Bir diğer önemli mesele bugüne kadar paranoyakça ve İslamofobik bir laiklik anlayışıyla siyaset yürüten CHP ve kök saldığı kıyı şeridi sakinlerinin İslami bir kimlik taşıyan İhsanoğlu’na yönelmeleri son yıllarda yaşanan kırılmanın bir diğer göstergesidir. Şuan ki motivasyonun samimiyeti tartışılsa da post-Erdoğan dönemde elimizde İslami değerlerle temasta olmuş, diyaloga geçmiş bir “laikçi” kitle olacak ki bu hiç de azımsanacak bir olay değildir. Kısaca CHP, MHP ve Cemaat tabanları gerek birbirleriyle gerekse de İslam (her iki mezhebiyle de) ile en azından stratejik olarak barışarak Türkiyelileşme serüvenlerine müthiş bir hız kazandırdılar. 
 
Lider siyaseti dönemi
 
Bu süreçte Türkiyelileşmesi en çok gündemde olan Kürt Hareketine gelecek olursak şunu görüyoruz: Demirtaş bütün çabalarına rağmen Alevilerin ve sekülerlerin oylarını değil daha önce AK Parti’ye oy vermiş (ve hatta Gülen Cemaati dahil çeşitli İslami Cemaatlere ve tarikatlara mensup olan) muhafazakar ve dindar Kürtlerden destek almıştır. Bunun da sebebi Demirtaş’ın şahsında şekillenen “Kürt kimliğinden feragat etmeden Türkiyelileşme” projesidir.

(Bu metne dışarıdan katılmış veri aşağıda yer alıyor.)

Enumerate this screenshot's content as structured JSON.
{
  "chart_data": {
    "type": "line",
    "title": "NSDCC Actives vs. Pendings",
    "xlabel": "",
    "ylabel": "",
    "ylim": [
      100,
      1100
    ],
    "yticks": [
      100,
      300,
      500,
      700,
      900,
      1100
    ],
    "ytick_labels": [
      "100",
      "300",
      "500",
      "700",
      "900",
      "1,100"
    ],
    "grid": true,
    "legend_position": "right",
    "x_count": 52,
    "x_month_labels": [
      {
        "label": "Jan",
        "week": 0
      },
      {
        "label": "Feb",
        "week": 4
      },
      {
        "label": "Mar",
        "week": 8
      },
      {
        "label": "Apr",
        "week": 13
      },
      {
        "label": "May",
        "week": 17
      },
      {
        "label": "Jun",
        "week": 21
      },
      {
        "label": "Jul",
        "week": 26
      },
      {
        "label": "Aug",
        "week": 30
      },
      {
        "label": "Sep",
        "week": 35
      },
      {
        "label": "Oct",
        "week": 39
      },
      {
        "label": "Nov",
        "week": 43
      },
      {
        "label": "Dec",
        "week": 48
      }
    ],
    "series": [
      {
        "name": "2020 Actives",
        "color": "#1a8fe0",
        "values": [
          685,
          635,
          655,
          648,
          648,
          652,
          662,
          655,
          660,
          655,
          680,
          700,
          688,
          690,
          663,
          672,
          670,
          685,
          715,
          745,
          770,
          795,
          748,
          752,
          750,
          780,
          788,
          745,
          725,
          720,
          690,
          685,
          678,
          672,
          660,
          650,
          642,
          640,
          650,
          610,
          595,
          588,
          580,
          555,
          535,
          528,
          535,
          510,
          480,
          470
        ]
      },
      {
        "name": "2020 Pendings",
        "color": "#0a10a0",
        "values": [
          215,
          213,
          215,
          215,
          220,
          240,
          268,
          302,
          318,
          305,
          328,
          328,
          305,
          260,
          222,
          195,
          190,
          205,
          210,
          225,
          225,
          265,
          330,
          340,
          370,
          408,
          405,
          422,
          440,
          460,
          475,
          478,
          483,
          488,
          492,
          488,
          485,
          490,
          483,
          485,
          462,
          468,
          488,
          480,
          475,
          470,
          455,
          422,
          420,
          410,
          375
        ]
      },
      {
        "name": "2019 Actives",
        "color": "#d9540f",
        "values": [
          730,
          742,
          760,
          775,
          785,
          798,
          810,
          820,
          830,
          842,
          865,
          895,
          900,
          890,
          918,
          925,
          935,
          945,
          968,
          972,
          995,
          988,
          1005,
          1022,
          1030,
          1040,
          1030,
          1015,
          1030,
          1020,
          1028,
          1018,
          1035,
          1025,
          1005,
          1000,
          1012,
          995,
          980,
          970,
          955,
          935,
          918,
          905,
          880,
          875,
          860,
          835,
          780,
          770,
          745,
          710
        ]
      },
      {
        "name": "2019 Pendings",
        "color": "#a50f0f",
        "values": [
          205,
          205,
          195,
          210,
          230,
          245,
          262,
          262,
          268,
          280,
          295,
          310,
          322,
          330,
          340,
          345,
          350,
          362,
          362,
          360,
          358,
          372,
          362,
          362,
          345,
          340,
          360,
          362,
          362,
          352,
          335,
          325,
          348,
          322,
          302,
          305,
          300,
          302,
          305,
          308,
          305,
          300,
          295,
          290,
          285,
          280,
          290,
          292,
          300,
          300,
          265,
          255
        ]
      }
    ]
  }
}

Yani bu seçim tasdik etmiştir ki Kürtler özgür oldukları takdirde ne Türkiye’den neden Kürtlüklerinden vazgeçiyorlar. Bu kimlikler özgür bir ortamda birbirleriyle çelişen değil birbirini tamamlayan olgulardır. Bu aynı zamanda Kürtleri zorla, şiddetle, göçle, iskanla veya asimile ederek yok etmek isteyen Kemalizm ile Kürtleri kriminalize ederek, paranoyaya dönüşmüş bölücülük söylemleriyle terörize eden milliyetçilerin de tarihi yanılgısının, yenilgisinin tasdikidir. Yani bu cephede de Türkiyelileşme önemli bir yol almıştır ve Barış Süreci olumlu sonuçlandığı takdirde Türkiyelileşme tamamına erecektir. 
 
Şüphesiz Erdoğan sayesinde veya Erdoğan’a rağmen gelişen farklı kesimlerin Türkiyelileşme süreçlerinin istikameti Erdoğan’ın Çankaya’daki performansına bağlı olarak ilerleme veya gerileme gösterecektir. Erdoğan’ın balkon konuşmasında sıklıkla değindiği gibi Türkiye’de kendisini sevmeyen çok ciddi bir kitle mevcut. Cumhurbaşkanı Erdoğan bu kitleyi de kucaklayacağını söyledi fakat bu 2007’deki kadar ses getirmedi. Kısa vadede kapanmayacak olan bu mesafe eğer sığ bir siyasetle daha da derinleşmezse uzun vadede mutlaka kapanacak ya da uygun bir seviyeye çekilebilecektir. Bugün Erdoğan’ın karşısında onun değerleriyle barışmış, temasta bulunmuş laik bir cephe, Kürt Hareketi ile yürüttüğü barış görüşmelerine rağmen ona yönelebilen ciddi bir milliyetçi taban ve bulduğu özgürlük ortamında devleti yönetmeye talip olacak kadar sisteme hevesle entegre olmaya çalışan Kürtler var. Bardağın dolu tarafına odaklanıp bunu 100. yılda kurumsallaştırmak Cumhurbaşkanı Erdoğan’a düşüyor. 
 
Bu yazının ana mevzusu olmamakla birlikte değinmek istediğim bir diğer konu Türkiye siyasetinde liderin önemidir. Bu seçim bize açıkça gösterdi ki halkın onlara baktığında kendilerini buldukları karizmatik liderler partilerinin önüne çok rahat geçebiliyorlar. Bu noktada muhalefetin yaşadığı başarısızlık eleştirilerin aksine stratejik bir sebepten kaynaklanmadı. Tam tersine muhalefet seçimi kazanabileceği en iyi projeyle çıktı meydana. Fakat hedef kitlesini heyecanlandıramayan, peşinden sürükleyemeyen Ekmel Bey seçimin kaybedilmesinin veya ikinci tura taşınamamasının en büyük müsebbibidir. Sönük geçen kampanyası kitlesine umut değil yenilmişlik aşılamıştır. Buna rağmen %40’lara ulaşan oy oranı muhalefetin stratejisinin aslında ne kadar başarılı olduğunu gösteriyor.